I think I already accomplish great things in my daily life. I don’t believe that choosing a theme word and metaphorically applying it to my day is going to help me improve myself. If anything, for me it will be a waste of energy and time. I know some people swear by this every year, and if it helps motivate you, then keep doing it! I just fail to see how it would be helpful to me, since I’m not really a let’s-analyze-this-life-choice-from-all-angles-and-make-sure-I-am-living-within-my-chosen-theme kinda person. I usually just jump into situations with hope that things turn out alright. *Usually* they do, so I am going to stick with that plan. I prefer doing to thinking. I might be a cave woman.

I don’t believe I need to make a resolution to lose a ton of weight or achieve physical perfection. I know I am healthy, and we already live pretty a healthy lifestyle in my household. My body is 30 years old and has brought 2 children into the world. It is obviously NEVER going to look the way it did 10 years ago. I have (begrudgingly) accepted that, and refuse to waste money on supplements or fad diets with false hope that I will look like a Vicky Secret model. (We all know it ain’t gonna happen. I am 5′ 2″ with stretch marks and A-cup boobs. There is not a shake, cream or pill in the world that can help me.) I might as well just keep taking care of myself by continuing to eat right, work out regularly and appreciate the healthy body I have!

I love giving to others, and I am going to continue to say “yes” to my loved ones. I will probably never say “no” just to say “no”. It does not make me feel good to say “no”. One of the best things my mom ever taught me is that you can give in different ways. You can give of your time, talents or treasure. We don’t have a lot of treasure. The treasure we do have pays bills and buys groceries. I will always be happy to give my time and my talents to those who need them, appreciate them and deserve them. I know most of the people I say “yes” to will also say “yes” and give their time, talents or treasure to me when I need them most. Despite saying a lot of “yes”, I can still manage to carve out pieces of time for myself when needed. (Newsflash to naysayers: This is thanks to time management, not being a selfish jerk who says “no”  to everything just because I can.)
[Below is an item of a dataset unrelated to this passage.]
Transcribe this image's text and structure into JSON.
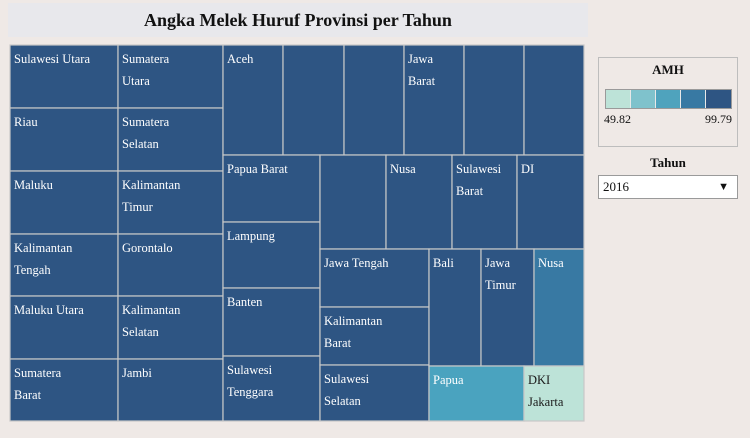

I’ll keep saying “yes”. I’ll keep kicking butt. And most importantly, I’ll skip the BS. I don’t have resolutions or a resounding vocab word. I don’t have a checklist of unattainable goals. I just have the desire to keep trying to be the best mom, wife, friend and person I know how to be. I am going to continue to give 100% of myself to my life, which includes saying “yes” to all the people in it.

In a nutshell, I am not going to change myself. I am not going to list all things I could be better at. I am going to keep being positive and kicking butt this year. I think you should throw out your lists of goals, resolutions and words, and just come kick some butt with me!

Seriously though. BodyCombat® is on Tuesdays. Meet me at the gym and we can roundhouse kick 2016 right in the face.

(I totally feel the same way as Matt Bellassai, but he just uses a lot more profanity! Watch and giggle here, because, “Nobody needs a newer you.” Hehe!)

One thought on “Throw Out Your Resolutions!

  1. Part of writing is the criticism you will receive. Just means you are doing what you are suppose to do. No one can or will agree with everything a writer writes, that is why you should write. It would be boring and no one would read your blogs if we all agreed with what you say. Blogging is challenging one’s position, feelings, thoughts, etc. Makes us think, wonder, change, FEEL………… I always enjoy your topics! Don’t ever apologize for what you have to say, it is only words and if that offends someone, well they have bigger problems than disagreeing with you!